Né sembra praticabile, secondo l'indagine, la possibilità - considerata questa difficile situazione - di avviare o di incrementare la propria attività all'estero, tenuto conto delle dimensioni degli studi professionali che non consentono di affrontare le difficoltà derivanti dall'operare fuori dal Paese. Sono, infatti, circa 70 mila gli studi di architettura in Italia, che impiegano appena un dipendente non architetto e 1,5 collaboratori esterni con partita Iva.
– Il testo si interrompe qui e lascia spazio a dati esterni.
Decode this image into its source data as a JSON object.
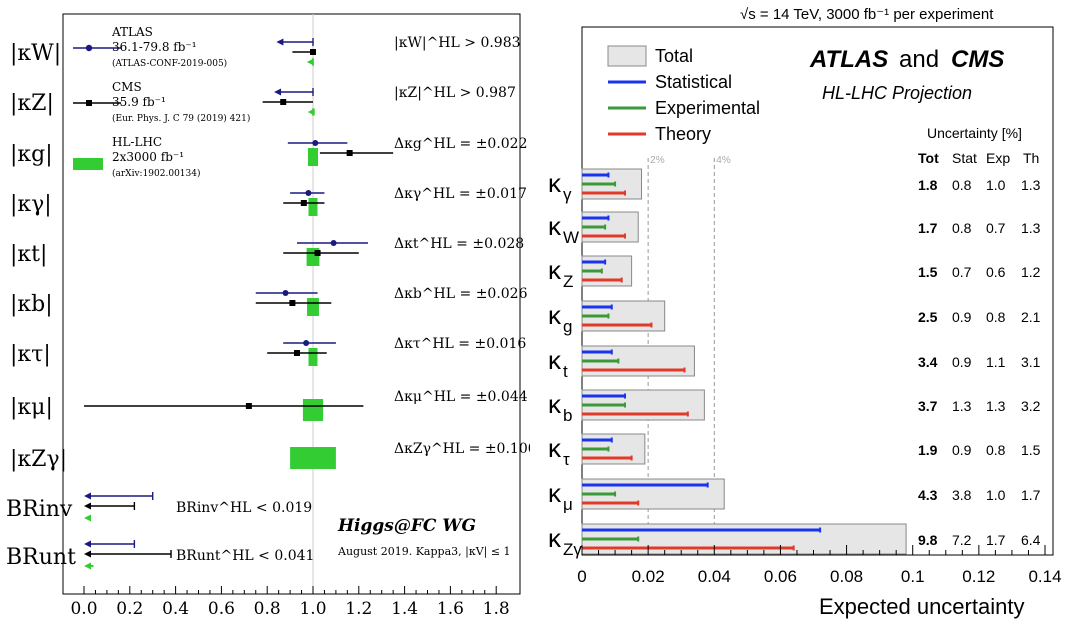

Secondo i dati dell'Agenzia delle entrate, riportati dal Consiglio nazionale, il fatturato annuo medio degli studi, nel 2012, si aggirava intorno a 38 mila euro, contro i 55 mila degli studi di ingegneria.        
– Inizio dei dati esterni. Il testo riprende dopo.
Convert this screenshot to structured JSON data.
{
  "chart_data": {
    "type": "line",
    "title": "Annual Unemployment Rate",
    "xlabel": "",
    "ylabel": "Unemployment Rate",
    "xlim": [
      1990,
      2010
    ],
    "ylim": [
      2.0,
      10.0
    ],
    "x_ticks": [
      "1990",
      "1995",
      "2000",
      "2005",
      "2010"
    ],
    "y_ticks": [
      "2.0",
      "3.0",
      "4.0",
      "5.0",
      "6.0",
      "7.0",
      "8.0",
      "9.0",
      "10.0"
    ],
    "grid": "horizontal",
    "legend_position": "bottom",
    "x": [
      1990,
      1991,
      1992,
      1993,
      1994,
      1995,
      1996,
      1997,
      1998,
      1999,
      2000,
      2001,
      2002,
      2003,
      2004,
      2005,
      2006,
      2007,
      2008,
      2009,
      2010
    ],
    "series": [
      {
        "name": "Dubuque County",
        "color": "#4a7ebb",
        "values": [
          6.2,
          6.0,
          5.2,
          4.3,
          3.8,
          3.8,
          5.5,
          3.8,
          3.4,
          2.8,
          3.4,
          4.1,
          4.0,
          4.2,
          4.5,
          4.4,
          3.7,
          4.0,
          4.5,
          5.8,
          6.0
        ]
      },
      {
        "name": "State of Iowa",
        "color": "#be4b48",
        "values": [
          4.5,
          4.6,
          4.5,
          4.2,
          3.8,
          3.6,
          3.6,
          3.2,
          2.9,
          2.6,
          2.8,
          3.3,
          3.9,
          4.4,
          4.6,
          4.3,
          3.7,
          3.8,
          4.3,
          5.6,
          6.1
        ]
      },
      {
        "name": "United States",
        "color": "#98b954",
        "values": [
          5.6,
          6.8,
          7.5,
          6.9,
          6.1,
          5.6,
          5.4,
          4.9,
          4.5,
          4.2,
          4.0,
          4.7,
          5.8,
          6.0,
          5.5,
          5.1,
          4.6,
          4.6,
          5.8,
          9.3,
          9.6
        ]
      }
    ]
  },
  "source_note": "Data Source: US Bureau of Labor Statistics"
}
Come conseguenza di tutto ciò, si avverte, la professione perde inesorabilmente attrattiva da parte de giovani: il numero complessivo di immatricolati a un corso di laurea di architettura, è crollato del 51% negli ultimi 5 anni (nel 2012, rispetto al 2007, quasi 7 mila immatricolati in meno), una flessione nettamente più marcata di quanto registrato per il complesso dei corsi di laurea (17%).        
E non potrebbe essere altrimenti, visto che nel 2013, a un anno dal conseguimento del titolo di laurea di secondo livello (magistrale o magistrale a ciclo unico), il tasso di disoccupazione è arrivato al 28,7% (era il 9,7% nel 2008), 5 punti percentuale in più rispetto all'anno passato; a cinque anni dal conseguimento del titolo di secondo livello, il reddito mensile netto di un giovane architetto (età media circa 32 anni) è di circa 1.200 euro.  ''Siamo alle soglie della povertà - sottolinea Leopoldo Freyrie - presidente del Consiglio nazionale degli architetti - e, senza una inversione di rotta, da parte della politica e del governo, rischiamo di non sopravvivere alla crisi. La vera risposta sta nel lancio e nella realizzazione di un grande progetto d'investimento di idee e di denaro sulle città per intervenire sugli 8 milioni di edifici che si avviano a fine vita; per risparmiare 25 miliardi di euro all'anno di energia che viene, di fatto, sprecata; per mettere le case e le città in sicurezza da sismi e inondazioni, alle quali anche in queste giorni siamo costretti ad assistere; per realizzare spazi pubblici che ridiano il senso delle comunità, ricreando le condizioni affinché fioriscano idee, innovazione e impresa''.        
''Serve anche superare, e serve farlo subito, le anacronistiche regole discriminatorie - avverte - che impediscono alla stragrande maggioranza degli studi professionali di piccole e medie dimensioni e pressoché alla totalità dei giovani architetti italiani di partecipare alle gare per l'affidamento di servizi di architettura e di ingegneria. Ci battiamo da anni contro il vecchio sistema che, fissando requisiti quantitativi, come il fatturato e il numero di dipendenti del professionista, ha di fatto progressivamente riservato questo mercato a un numero molto ridotto di strutture professionali. Ciò in contraddizione con le più recenti direttive europee in materia di appalti''.        
''In questo momento di crisi - conclude il presidente degli architetti italiani - siamo pronti a organizzarci in reti professionali e interprofessionali sul territorio nazionale e nel mondo e a cambiare anche profondamente i nostri studi professionali per integrare conoscenze e competenze. Chiediamo, però, un segnale da parte dello Stato: quello di estendere ai professionisti che si aggregano le agevolazioni fiscali che la legge di stabilità 2015 prevede per le attività di impresa e di lavoro autonomo nella fase di start up''.